Kementerian Luar Negeri RI memanggil perwakilan Perserikatan Bangsa-Bangsa (PBB) di Jakarta buntut teguran hingga kritikan organisasi itu soal pengesahan Kitab Undang-Undang Hukum Pidana (KUHP) baru pekan lalu. “Mengapa kami memanggil? Karena ini merupakan salah satu tata hubungan dalam berdiplomasi, ada baiknya adab yang berlaku adalah dalam interaksi perwakilan asing atau PBB di suatu negara ada jalur komunikasi untuk membahas berbagai isu. Jadi kita tidak menggunakan media massa sebagai alat untuk menyampaikan satu hal yang belum diverifikasi,” kata juru bicara Kemlu RI, Teuku Faizasyah.
Faizasyah menuturkan sebaiknya PBB tidak secara terburu-buru mengeluarkan pernyataan sebelum mendapat informasi yang jelas. “Justru kesempatan untuk bertemu Kemlu menjadi kesempatan bagi mereka sebagai perwakilan diplomatik menyampaikan pandangan mereka dan kita akan jawab. Ada norma sepatunya dilakukan perwakilan di suatu negara,” kata Faizasyah.

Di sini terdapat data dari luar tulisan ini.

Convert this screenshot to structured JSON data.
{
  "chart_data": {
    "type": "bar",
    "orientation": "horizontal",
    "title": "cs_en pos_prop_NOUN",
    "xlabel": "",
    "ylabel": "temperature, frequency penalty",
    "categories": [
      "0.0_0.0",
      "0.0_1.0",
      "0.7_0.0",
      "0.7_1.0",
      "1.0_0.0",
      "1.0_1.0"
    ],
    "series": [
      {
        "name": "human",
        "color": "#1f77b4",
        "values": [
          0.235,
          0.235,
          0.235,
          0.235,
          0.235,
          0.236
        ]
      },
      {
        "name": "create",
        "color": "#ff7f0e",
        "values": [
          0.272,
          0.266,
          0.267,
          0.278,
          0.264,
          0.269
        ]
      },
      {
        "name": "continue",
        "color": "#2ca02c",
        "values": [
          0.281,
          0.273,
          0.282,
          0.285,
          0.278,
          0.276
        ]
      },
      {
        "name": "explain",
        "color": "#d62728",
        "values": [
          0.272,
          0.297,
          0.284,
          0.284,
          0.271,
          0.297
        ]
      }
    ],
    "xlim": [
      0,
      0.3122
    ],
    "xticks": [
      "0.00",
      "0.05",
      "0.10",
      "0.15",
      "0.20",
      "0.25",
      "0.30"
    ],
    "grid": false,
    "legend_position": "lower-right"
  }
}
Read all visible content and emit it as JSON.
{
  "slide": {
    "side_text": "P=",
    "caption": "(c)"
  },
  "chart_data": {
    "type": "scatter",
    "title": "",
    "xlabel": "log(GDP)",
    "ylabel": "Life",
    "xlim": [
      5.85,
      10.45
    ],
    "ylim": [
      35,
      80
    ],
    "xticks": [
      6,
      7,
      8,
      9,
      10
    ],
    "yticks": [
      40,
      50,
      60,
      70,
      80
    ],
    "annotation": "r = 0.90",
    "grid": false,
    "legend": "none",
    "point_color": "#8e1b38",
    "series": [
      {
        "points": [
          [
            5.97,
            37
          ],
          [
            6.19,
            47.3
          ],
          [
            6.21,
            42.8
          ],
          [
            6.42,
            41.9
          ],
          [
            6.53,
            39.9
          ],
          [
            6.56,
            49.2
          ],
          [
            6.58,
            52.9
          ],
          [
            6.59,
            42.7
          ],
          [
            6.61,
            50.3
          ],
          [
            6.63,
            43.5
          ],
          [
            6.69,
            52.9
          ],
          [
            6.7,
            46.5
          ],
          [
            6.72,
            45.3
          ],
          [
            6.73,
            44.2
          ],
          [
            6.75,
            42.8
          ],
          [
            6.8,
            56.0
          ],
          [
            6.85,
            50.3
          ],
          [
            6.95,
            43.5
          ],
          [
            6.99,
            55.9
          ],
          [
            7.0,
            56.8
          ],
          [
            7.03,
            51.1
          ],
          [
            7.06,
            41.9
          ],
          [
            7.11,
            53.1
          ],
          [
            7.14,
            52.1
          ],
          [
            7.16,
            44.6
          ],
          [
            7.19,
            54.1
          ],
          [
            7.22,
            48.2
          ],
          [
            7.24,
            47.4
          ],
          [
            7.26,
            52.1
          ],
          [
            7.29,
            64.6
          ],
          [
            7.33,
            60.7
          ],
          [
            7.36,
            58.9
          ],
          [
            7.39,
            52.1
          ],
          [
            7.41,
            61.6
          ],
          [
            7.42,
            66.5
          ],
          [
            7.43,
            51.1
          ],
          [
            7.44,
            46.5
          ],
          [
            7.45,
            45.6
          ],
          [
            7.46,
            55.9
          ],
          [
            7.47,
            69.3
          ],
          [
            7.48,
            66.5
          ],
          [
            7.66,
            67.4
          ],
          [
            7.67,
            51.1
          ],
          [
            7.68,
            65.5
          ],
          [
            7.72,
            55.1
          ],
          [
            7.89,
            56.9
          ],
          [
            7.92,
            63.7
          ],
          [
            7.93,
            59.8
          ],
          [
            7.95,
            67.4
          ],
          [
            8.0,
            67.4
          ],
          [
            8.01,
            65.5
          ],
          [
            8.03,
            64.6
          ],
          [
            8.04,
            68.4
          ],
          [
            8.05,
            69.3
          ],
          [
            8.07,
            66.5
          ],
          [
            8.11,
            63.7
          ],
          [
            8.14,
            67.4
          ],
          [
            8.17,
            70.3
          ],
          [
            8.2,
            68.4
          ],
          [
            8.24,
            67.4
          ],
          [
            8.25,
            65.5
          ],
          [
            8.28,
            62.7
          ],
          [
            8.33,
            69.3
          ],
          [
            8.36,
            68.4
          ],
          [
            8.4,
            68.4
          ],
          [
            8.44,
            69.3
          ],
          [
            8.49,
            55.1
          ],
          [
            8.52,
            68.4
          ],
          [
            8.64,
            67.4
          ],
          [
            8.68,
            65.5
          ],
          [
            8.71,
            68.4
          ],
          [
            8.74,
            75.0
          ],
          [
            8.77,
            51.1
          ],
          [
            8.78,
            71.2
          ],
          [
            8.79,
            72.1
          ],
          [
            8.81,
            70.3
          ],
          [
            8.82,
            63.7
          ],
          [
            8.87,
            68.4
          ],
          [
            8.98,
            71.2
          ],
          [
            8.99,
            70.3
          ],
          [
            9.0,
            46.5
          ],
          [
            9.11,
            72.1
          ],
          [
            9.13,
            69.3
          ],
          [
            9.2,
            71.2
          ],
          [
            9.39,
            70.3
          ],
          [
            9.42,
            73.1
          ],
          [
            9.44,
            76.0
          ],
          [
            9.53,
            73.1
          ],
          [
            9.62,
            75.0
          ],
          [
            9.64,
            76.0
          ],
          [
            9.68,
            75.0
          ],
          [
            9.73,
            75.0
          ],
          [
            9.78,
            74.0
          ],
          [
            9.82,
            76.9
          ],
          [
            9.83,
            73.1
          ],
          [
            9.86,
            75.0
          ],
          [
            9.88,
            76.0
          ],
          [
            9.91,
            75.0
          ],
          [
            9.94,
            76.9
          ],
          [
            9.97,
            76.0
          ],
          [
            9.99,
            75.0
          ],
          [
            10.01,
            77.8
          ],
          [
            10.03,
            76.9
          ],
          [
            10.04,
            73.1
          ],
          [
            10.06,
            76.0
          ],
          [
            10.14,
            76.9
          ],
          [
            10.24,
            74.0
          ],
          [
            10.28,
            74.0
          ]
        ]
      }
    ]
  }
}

Selain mengkritik, PBB bahkan telah mengirim surat berisi kekhawatiran dan masukan terhadap Indonesia terkait RKUHP pada akhir November, sebelum DPR RI mengesahkan menjadi undang-undang. Wakil Menteri Hukum dan Hak Asasi Manusia, Edward Omar Sharif Hiariej, mengakui telah menerima surat PBB itu. Namun, menurutnya surat tersebut sudah terlambat. “Surat kami terima 25 November, 2022, dan itu tidak ke pemerintah melainkan Komisi III DPR,” kata Omat. Ia juga mengatakan dalam surat itu, PBB menawarkan bantuan terutama pasal-pasal yang berkaitan dengan kebebasan berekspresi dan persoalan hak asasi manusia.